In the broadcast, the criminal investigation department presents unresolved crimes and asks the viewers to make relevant information about the reconnaissance. In contrast to Aktenzeichen XY… ungelöst, Kripo live not only deals with capital crimes but also less serious crimes. The program was moderated by Heike Lebe, who later switched to the production team and gave the presentation to Birgit von Derschau, which led through the show until 2013. Her substitution was Steffi Kopp of the police in Thuringia.

The moderator and author Birgit von Derschau was honored in 2000 as Honorary Criminal Commissioner, in 2002 as Honorary Chief Criminal Commissioner and in 2011 as Honorary Chief Criminal Commissioner. She is an honorary member of the Federation of German Criminal Investigators.

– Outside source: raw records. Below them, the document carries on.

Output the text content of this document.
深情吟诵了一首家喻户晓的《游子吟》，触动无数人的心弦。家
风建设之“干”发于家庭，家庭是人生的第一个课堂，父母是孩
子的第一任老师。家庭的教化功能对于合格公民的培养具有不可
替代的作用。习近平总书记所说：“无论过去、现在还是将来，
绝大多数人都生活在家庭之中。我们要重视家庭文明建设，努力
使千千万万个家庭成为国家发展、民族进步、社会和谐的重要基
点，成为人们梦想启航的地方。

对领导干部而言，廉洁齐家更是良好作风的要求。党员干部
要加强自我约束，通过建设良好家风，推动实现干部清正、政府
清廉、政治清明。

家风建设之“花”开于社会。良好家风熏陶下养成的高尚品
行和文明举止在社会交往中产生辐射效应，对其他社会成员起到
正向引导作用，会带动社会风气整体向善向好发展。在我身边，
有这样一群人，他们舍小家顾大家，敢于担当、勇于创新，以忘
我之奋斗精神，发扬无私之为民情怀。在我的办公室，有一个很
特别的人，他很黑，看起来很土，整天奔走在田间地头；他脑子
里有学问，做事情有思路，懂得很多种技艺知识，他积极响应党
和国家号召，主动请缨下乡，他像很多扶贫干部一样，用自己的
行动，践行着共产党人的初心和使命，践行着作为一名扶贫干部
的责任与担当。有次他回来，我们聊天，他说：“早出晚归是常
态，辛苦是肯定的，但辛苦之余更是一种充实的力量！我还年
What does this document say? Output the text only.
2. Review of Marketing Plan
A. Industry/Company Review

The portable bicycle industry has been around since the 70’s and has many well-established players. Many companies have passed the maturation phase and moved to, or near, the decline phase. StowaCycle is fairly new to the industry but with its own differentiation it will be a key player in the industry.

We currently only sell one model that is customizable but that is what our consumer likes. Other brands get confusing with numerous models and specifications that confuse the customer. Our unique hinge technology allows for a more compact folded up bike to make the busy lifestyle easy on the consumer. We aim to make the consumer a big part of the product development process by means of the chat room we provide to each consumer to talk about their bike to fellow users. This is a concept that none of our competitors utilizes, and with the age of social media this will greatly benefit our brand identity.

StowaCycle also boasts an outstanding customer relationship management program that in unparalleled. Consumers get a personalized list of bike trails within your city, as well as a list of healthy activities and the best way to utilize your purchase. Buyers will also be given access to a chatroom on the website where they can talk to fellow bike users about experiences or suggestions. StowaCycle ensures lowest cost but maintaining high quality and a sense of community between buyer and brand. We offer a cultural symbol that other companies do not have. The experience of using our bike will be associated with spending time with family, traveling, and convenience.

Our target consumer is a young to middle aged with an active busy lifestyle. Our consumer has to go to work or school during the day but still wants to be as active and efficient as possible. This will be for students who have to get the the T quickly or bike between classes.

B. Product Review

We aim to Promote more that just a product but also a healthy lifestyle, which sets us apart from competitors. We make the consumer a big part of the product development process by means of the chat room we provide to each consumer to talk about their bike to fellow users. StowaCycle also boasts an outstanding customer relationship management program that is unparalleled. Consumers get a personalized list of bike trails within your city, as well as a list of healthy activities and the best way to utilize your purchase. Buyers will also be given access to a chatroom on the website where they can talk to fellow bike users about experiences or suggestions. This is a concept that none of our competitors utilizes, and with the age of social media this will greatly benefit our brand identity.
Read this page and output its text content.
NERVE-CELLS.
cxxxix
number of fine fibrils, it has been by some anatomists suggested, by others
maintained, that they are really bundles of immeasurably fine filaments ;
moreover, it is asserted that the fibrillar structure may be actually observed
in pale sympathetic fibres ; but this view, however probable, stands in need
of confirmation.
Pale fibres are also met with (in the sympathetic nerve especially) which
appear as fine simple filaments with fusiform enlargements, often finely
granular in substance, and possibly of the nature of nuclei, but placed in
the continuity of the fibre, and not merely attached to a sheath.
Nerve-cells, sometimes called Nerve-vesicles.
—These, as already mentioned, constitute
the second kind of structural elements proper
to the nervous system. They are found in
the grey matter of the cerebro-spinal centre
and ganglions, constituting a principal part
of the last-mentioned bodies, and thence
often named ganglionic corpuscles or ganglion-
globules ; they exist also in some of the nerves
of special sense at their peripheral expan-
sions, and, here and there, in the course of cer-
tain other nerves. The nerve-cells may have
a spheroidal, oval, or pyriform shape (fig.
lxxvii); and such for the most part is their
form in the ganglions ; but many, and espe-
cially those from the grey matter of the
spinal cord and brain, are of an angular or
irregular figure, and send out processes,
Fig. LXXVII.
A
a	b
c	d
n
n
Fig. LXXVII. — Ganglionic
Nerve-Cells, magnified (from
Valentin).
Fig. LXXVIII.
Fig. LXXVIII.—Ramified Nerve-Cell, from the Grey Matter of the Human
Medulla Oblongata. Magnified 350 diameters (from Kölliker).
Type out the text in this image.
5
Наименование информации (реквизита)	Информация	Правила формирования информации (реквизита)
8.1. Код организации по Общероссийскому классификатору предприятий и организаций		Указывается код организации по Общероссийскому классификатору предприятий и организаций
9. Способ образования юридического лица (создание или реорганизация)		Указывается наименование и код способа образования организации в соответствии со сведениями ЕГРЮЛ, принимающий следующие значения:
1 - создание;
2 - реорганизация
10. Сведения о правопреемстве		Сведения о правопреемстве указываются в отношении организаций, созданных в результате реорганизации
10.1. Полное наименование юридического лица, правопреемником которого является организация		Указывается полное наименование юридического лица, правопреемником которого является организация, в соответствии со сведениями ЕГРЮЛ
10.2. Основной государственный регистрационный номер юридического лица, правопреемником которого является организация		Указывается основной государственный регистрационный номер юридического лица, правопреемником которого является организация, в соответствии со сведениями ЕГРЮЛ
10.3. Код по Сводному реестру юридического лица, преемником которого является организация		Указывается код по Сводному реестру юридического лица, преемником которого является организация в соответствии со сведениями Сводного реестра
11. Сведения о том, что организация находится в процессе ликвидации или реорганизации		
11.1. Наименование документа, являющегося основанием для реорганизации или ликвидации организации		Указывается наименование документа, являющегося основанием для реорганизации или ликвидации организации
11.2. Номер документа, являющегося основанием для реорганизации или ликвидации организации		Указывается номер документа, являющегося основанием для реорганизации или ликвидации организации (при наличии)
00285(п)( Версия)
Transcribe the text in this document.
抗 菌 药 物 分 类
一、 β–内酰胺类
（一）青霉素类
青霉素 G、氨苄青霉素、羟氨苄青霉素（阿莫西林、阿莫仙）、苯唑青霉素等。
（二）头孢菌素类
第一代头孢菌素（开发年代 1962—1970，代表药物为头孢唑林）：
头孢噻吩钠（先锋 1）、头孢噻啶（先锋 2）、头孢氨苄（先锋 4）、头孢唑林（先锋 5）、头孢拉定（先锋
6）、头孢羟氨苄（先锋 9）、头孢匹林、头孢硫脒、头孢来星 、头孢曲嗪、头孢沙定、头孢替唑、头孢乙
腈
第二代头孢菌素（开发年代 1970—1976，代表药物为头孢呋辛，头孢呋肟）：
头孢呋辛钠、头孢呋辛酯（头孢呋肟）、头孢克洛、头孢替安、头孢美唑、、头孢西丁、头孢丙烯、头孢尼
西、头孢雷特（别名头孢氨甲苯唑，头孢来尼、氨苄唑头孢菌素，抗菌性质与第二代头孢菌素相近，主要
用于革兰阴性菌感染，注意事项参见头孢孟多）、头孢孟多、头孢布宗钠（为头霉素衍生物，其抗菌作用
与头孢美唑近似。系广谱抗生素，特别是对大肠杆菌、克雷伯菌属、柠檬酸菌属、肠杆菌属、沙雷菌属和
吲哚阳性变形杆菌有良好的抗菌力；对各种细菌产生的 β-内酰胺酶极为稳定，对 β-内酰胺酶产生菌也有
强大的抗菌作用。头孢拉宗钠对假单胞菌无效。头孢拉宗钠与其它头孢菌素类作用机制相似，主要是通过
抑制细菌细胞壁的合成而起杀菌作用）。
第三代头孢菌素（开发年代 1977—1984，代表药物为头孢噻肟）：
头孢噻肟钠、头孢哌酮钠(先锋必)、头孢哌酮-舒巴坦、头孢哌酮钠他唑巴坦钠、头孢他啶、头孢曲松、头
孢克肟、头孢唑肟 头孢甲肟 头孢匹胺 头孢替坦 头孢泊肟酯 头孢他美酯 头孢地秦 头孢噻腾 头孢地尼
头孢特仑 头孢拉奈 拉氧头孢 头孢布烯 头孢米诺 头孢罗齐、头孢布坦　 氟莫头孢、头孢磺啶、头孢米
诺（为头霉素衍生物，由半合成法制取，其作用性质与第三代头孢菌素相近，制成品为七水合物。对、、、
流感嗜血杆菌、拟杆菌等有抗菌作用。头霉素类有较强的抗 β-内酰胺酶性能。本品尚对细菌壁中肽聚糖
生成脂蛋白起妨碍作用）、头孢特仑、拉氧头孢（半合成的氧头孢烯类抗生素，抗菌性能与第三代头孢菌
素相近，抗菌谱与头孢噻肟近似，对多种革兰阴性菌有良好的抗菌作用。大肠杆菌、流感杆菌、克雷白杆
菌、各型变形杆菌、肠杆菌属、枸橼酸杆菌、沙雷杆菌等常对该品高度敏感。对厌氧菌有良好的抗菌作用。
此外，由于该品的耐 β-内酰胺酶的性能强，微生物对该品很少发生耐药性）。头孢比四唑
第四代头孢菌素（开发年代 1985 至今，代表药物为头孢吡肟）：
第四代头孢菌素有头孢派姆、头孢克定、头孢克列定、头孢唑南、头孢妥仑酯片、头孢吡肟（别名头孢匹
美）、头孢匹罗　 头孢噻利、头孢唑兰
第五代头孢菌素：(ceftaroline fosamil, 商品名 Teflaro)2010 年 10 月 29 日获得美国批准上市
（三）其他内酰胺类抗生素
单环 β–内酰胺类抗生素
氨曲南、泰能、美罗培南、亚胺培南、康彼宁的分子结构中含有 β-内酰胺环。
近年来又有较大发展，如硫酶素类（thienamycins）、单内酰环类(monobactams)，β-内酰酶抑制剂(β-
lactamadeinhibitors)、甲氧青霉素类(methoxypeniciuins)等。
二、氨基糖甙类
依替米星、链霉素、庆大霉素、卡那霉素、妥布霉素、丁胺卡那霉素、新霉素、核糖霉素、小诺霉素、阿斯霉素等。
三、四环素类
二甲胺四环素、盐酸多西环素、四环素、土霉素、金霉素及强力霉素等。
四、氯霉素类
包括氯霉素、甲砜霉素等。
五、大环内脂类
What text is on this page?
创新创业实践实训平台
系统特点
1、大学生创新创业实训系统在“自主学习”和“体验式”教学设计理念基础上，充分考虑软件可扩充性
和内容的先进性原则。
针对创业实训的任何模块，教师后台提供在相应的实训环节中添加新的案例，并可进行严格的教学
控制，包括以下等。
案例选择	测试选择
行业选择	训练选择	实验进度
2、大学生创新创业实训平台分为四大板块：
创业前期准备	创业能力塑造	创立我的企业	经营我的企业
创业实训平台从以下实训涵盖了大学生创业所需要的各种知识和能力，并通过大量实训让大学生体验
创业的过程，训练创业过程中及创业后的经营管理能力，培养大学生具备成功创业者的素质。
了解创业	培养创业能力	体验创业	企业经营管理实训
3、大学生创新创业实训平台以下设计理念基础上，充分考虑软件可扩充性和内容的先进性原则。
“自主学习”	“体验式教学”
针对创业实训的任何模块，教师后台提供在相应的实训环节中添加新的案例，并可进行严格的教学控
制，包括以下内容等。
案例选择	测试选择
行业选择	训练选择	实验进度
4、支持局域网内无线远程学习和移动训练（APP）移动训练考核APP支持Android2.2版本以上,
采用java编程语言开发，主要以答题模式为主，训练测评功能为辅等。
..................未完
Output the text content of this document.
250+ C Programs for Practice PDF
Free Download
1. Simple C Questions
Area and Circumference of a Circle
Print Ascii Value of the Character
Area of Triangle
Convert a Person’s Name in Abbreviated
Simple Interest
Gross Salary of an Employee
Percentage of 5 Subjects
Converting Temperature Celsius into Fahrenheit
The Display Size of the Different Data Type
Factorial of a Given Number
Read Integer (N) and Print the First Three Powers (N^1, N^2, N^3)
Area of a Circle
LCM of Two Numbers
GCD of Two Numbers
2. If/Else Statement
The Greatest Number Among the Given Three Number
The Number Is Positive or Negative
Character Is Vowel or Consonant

Since the beginning of broadcasting, the audience has risen to the top of the reach of regional TV. Thus, Kripo live has become one of the most successful formats of German television.

On 27 June 1999, Dieter Zurwehme was searched for the murderer and a caller alone, due to the characteristics of the "backpack and walking stick", suspected of the significantly different-looking pensioner Friedhelm Beate, who was then shot dead by civilian guards.

The 1000th broadcast was broadcast on April 10, 2011. On 5 September 2013, the MDR announced that Birgit von Derschau would be replaced by Axel Bulthaupt from 6 October 2013. In addition, the studio moved from Dresden to Leipzig. Under Bulthaupt, the program for the criminal-technical documentation is being redesigned and there is an investigation and laboratory area, where Bulthaupt recreates the individual cases.